2. Help Others. “Each of you should use whatever gift you have received to serve others, as faithful stewards of God’s grace in its various forms.” 1 Peter 4:10
We live in a selfish world, but I know selfishness isn’t part of God’s plan for any of our lives. He wants us to care for others every chance we get. This means making time for others, not just members of my family. This was an area where my sister excelled. As my brother-in-law Bob said, “Terry’s heart knew that that relationships, not things or accomplishments, are what matter in life. She knew that every day you have a choice: you can keep other people at arm’s length by focusing on yourself and your own world, or you can draw them closer by caring for and focusing on others. Caring for and about other people is how Terry lived and it’s what drew so many people to her. “
3. Don’t Worry.“Don’t worry about anything; instead, pray about everything. Tell God what you need, and thank him for all he has done.” Philippians 4:6
Despite lingering medical issues and health uncertainty, Bob and Terry faced most days with joy and enthusiasm, and a trust that God would take care of the details. I am trying to refuse to let uncertainty rob me of peace. I know that God is bigger than whatever I am worried about. I am trying to give my worries over to God rather than trying to “fix” or plan my way to serenity.

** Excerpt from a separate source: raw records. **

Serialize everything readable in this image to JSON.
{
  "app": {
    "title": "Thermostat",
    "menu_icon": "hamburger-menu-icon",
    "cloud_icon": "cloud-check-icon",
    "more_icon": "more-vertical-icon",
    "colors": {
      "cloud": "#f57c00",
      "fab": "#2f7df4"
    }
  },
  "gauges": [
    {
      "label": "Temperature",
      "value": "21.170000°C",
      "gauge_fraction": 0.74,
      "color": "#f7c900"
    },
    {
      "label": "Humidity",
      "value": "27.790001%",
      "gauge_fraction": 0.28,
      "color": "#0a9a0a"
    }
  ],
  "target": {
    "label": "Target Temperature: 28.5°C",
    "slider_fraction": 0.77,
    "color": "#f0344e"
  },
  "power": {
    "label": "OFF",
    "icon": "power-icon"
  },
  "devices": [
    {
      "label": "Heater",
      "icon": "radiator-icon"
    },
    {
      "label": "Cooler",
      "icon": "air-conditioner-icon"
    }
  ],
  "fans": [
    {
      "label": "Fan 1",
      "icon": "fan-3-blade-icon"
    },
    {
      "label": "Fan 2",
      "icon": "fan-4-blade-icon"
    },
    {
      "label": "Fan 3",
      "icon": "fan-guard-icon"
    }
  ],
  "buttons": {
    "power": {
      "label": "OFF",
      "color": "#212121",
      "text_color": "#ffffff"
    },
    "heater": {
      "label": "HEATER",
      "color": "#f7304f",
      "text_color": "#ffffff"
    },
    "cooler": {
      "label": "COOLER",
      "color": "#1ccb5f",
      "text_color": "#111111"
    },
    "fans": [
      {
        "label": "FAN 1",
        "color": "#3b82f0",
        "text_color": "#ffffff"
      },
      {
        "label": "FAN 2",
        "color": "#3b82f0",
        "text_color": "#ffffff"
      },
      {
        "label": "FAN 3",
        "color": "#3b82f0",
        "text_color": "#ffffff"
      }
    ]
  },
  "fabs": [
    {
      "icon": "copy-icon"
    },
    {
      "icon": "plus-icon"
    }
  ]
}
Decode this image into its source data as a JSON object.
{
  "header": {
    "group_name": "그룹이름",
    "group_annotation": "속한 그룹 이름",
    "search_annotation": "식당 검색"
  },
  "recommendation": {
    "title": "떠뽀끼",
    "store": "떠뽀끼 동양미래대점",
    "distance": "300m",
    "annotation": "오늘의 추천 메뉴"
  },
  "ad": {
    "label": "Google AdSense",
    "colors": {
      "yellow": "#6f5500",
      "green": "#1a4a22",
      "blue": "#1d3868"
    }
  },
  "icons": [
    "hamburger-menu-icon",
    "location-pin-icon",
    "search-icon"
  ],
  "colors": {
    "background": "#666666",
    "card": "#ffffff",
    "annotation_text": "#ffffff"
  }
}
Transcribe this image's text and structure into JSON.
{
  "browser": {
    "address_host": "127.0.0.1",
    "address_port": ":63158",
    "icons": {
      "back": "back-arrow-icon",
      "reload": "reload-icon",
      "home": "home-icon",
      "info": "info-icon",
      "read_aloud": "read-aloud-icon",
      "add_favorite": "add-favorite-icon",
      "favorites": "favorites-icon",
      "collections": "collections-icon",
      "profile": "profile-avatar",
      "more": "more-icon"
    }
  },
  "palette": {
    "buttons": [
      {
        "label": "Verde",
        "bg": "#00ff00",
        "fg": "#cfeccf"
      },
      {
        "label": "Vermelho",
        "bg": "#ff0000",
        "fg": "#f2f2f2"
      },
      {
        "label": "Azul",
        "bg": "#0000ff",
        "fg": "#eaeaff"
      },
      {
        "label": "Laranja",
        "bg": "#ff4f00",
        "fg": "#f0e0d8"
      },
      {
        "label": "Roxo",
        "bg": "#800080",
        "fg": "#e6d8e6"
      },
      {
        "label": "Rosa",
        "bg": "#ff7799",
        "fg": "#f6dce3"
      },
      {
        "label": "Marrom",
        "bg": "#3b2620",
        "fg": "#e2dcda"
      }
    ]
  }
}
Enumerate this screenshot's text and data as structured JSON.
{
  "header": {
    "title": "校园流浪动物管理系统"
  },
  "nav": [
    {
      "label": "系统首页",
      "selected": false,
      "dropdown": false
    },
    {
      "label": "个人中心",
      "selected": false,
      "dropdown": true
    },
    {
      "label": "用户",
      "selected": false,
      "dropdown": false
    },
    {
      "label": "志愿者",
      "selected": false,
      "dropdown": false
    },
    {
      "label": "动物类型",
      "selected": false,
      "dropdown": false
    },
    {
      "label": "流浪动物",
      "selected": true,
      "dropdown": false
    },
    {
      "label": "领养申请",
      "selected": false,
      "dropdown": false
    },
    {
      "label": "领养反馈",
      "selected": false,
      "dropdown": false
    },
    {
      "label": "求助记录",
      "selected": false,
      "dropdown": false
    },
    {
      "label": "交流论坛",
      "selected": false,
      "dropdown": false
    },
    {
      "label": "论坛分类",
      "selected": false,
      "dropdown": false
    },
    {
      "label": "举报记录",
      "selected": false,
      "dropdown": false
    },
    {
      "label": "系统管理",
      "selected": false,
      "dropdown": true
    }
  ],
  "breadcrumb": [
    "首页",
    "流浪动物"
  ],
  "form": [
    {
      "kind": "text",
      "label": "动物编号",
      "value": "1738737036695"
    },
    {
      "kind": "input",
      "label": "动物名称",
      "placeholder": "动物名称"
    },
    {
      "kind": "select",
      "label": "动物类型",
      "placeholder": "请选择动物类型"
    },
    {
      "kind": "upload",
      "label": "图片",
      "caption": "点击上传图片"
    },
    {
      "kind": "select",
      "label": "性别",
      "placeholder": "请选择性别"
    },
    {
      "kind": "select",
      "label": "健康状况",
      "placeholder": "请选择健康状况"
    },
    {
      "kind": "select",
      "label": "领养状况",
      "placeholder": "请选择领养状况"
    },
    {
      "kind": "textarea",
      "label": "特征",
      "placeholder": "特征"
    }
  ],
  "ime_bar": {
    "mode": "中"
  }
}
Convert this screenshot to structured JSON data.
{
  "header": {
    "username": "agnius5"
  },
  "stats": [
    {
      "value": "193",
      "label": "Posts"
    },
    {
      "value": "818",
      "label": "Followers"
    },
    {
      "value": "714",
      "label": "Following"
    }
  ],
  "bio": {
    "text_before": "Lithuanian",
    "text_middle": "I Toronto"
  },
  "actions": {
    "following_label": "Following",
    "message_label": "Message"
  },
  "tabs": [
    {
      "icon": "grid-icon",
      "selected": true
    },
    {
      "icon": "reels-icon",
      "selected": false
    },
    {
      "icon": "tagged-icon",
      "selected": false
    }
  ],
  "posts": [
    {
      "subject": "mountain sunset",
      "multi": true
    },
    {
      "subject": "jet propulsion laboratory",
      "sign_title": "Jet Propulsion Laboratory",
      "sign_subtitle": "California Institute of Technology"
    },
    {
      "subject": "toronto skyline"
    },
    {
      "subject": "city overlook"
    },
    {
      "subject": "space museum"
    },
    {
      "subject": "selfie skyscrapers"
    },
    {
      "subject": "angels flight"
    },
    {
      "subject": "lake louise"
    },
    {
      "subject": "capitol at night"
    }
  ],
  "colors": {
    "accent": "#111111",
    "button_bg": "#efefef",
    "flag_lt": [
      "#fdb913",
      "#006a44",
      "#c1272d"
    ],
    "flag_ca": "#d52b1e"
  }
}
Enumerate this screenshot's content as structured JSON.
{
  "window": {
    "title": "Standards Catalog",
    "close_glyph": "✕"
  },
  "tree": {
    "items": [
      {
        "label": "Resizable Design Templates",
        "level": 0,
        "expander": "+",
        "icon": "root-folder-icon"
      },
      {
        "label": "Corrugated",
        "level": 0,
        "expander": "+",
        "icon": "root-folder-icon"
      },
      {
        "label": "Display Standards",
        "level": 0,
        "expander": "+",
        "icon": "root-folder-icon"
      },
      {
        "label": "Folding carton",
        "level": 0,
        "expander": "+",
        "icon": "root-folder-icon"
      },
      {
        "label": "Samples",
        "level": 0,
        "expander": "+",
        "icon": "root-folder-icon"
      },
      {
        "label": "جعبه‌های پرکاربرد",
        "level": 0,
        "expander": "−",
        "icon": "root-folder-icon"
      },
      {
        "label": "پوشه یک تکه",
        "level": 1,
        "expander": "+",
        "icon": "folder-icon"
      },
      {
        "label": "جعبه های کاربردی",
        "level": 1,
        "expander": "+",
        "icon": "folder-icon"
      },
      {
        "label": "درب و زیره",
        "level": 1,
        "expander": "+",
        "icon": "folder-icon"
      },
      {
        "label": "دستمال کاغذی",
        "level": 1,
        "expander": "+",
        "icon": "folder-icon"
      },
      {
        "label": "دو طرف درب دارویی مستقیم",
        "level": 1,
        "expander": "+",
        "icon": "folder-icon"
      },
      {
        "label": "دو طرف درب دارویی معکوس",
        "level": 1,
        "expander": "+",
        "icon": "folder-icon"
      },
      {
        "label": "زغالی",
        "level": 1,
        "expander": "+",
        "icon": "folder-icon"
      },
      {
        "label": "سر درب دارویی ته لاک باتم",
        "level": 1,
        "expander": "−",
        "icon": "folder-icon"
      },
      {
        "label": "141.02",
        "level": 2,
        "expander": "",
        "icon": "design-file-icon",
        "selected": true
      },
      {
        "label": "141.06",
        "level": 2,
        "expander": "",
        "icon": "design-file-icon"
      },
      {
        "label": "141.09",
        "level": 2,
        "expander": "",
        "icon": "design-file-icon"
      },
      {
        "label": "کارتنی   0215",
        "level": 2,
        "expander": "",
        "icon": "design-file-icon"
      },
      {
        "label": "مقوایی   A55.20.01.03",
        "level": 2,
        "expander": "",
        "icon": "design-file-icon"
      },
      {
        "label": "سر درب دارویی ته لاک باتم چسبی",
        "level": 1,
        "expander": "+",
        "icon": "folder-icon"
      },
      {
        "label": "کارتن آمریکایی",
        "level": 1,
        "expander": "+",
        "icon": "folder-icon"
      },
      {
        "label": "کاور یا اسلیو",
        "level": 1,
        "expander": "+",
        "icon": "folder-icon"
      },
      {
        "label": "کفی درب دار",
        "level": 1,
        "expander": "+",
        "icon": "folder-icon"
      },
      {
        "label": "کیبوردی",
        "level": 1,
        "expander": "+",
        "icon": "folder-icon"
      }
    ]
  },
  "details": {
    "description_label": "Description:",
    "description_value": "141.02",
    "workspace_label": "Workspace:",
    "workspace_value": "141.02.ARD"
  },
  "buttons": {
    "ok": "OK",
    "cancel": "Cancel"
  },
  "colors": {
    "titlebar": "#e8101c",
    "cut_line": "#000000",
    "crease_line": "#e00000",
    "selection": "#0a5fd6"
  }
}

4. Seek God.“You will seek me and find me when you seek me with all your heart.” Jeremiah 29:13
Bob and Terry worked for and enjoyed a very personal relationship with God through Jesus Christ. They held morning devotions together and weekly Bible studies in their home. They prayed constantly and devoted time and energy to the development of spiritual relationships with believers and non-believers alike. God was present in every aspect of their life. I am confident that God wants a relationship with me. My challenge is to focus on God in all I do, and to build quiet reflection time into my busy days to make sure I leave myself open to and aware of God’s presence.
5. Trust God. “And we know that in all things God works for the good of those who love him, who have been called according to his purpose.” Romans 8:28 “For I know the plans I have for you,” declares the LORD, “plans to prosper you and not to harm you, plans to give you hope and a future. “ Jeremiah 29:11
I am coming to accept that every difficult circumstance in my life is something God uses for my good and for His glory. I may not understand the why and how, but I am working to trust more completely that God’s promises for his people and my life will be fulfilled. For the time being, I plan to use these words from Psalm 16:5-11 as my daily devotional:
Lord, you have assigned me my portion and my cup; you have made my lot secure. The boundary lines have fallen for me in pleasant places; surely I have a delightful inheritance. I will praise the Lord, who counsels me; even at night my heart instructs me. I have set the Lord always before me. Because he is at my right hand, I will not be shaken. Therefore, my heart is glad and my tongue rejoices; my body also will rest secure, because you will not abandon me to the grave, nor will you let your Holy One see decay. You have made known to me the path of life; you will fill me with joy in your presence, with eternal pleasures at your right hand.”
Praise and all glory be to God.
Amy Clark and her husband Rick raised two children in our church, where they’ve been continually active since joining in the 1980s. Amy has served as the chair of our Endowment Foundation for longer than most anyone can remember.